Depuis l’entrée en vigueur des premières sanctions en janvier 2024, Alrosa a réorienté ses volumes de diamants bruts vers des marchés non soumis aux restrictions, notamment l’Inde, la Chine et, dans une moindre mesure, les Émirats arabes unis. Cette redistribution des flux a contribué à une baisse des prix du brut à l’échelle mondiale, estimée entre 40 % et 60 % sur les trois dernières années.

En apparence, l’impact sur le chiffre d’affaires reste limité, avec un recul de 1,7 % à 3 milliards de dollars en 2025. Toutefois, cette stabilité masque des ajustements importants, notamment l’écoulement d’une part significative de la production — potentiellement jusqu’à 30 % — auprès de Gokhran, le fonds d’État russe, bien que les volumes exacts ne soient pas publiés.

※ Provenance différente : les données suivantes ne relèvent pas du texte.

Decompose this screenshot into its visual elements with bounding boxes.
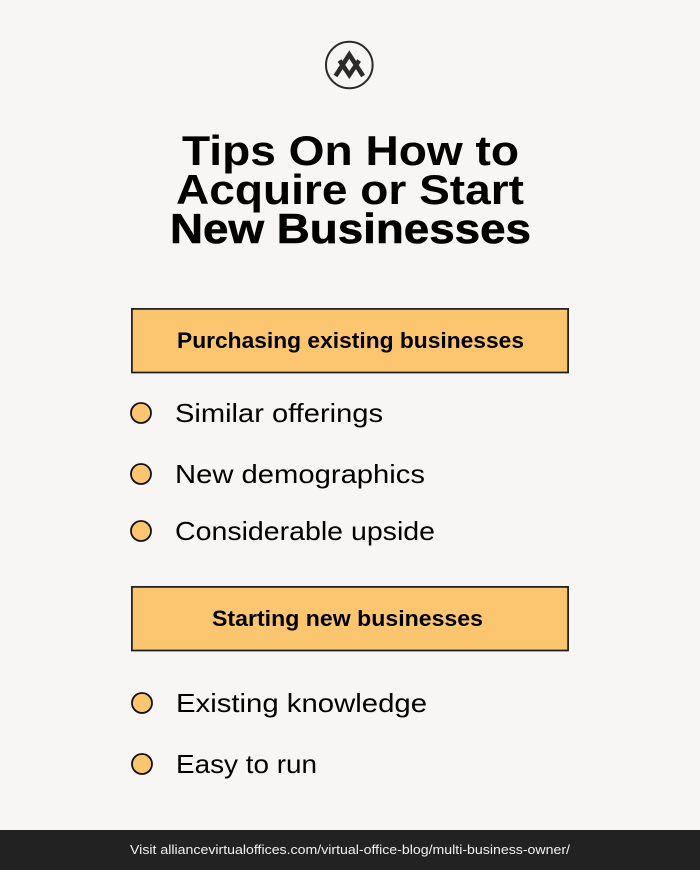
panel: purchasing existing businesses heading: Purchasing existing businesses <box>177 328 524 353</box>
footer bar with source link: Visit alliancevirtualoffices.com/virtual-office-blog/multi-business-owner/ <box>130 842 570 857</box>
panel: purchasing existing businesses heading <box>132 309 568 372</box>
icon: mountain logo <box>326 42 373 88</box>
panel: starting new businesses heading: Starting new businesses <box>212 606 483 631</box>
panel: starting new businesses heading <box>132 587 568 650</box>
bullet: new demographics: New demographics <box>175 459 425 489</box>
title: Acquire or Start <box>176 166 524 213</box>
title: New Businesses <box>170 205 531 252</box>
footer bar with source link <box>0 830 700 870</box>
bullet: considerable upside: Considerable upside <box>175 516 435 546</box>
bullet: easy to run: Easy to run <box>176 749 317 779</box>
list: purchasing existing businesses items <box>131 398 435 546</box>
title: Tips On How to <box>182 127 519 174</box>
title <box>170 127 531 252</box>
list: starting new businesses items <box>132 688 427 779</box>
bullet: existing knowledge: Existing knowledge <box>176 688 427 718</box>
bullet: similar offerings: Similar offerings <box>175 398 383 428</box>
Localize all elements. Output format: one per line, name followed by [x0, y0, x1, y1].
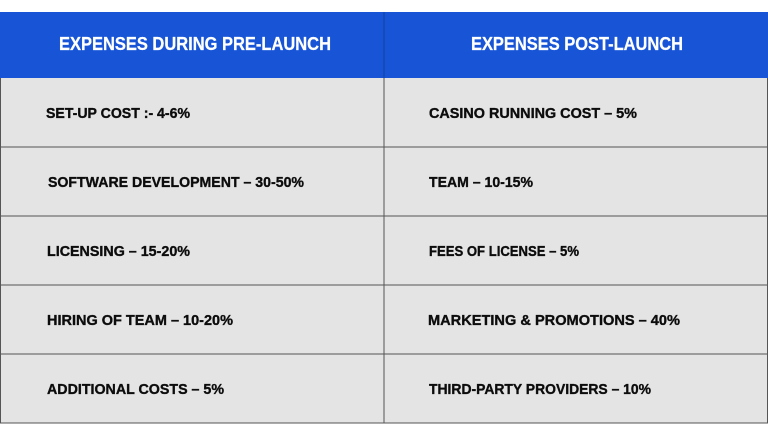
- post-launch: team: TEAM – 10-15%: [429, 175, 533, 191]
- pre-launch: hiring of team: HIRING OF TEAM – 10-20%: [47, 313, 233, 329]
- post-launch: casino running cost: CASINO RUNNING COST – 5%: [429, 106, 637, 122]
- pre-launch: licensing: LICENSING – 15-20%: [47, 244, 190, 260]
- pre-launch: software development: SOFTWARE DEVELOPMENT – 30-50%: [48, 175, 304, 191]
- header band: [0, 12, 768, 78]
- pre-launch: set-up cost: SET-UP COST :- 4-6%: [46, 106, 190, 122]
- pre-launch: additional costs: ADDITIONAL COSTS – 5%: [47, 382, 224, 398]
- post-launch: third-party providers: THIRD-PARTY PROVIDERS – 10%: [429, 382, 651, 398]
- heading: pre-launch: EXPENSES DURING PRE-LAUNCH: [59, 34, 331, 54]
- post-launch: fees of license: FEES OF LICENSE – 5%: [429, 244, 579, 260]
- post-launch: marketing and promotions: MARKETING & PROMOTIONS – 40%: [428, 313, 680, 329]
- heading: post-launch: EXPENSES POST-LAUNCH: [471, 34, 683, 54]
- panel: table body background: [0, 78, 768, 424]
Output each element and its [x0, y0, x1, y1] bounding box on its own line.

Face aux difficultés du marché du diamant, Alrosa amorce également une diversification, en particulier dans l’or. Le groupe indique avoir investi 105 millions de dollars dans le projet Degdekan, avec une production attendue de 3,3 tonnes par an à horizon 2030, et étudie par ailleurs le potentiel d’extraction aurifère à partir des résidus de la mine de Mirny.

Au-delà des sanctions, Alrosa est confronté aux mêmes contraintes que l’ensemble de la filière : demande mondiale atone, baisse des prix du brut, niveaux de stocks élevés et montée en puissance des diamants de synthèse.

Le groupe maintient néanmoins une communication résiliente, estimant que l’impact des sanctions du G7 et de l’Union européenne reste limité.

« Les sanctions mises en place par nos adversaires étaient censées avoir un effet significatif, mais elles n’atteignent pas les objectifs escomptés », déclarait en avril dernier Pyotr Karakchiyev, responsable de la coopération internationale.

Il attribue notamment cette situation à l’absence de dispositifs pleinement opérationnels de traçabilité permettant d’exclure les diamants russes des marchés occidentaux.

« La traçabilité faisait partie des conditions clés envisagées par le G7 pour empêcher l’entrée de pierres russes sur les marchés occidentaux. À ce stade, elle ne fonctionne pas. Il n’existe pas encore de solution technique aboutie », a-t-il conclu.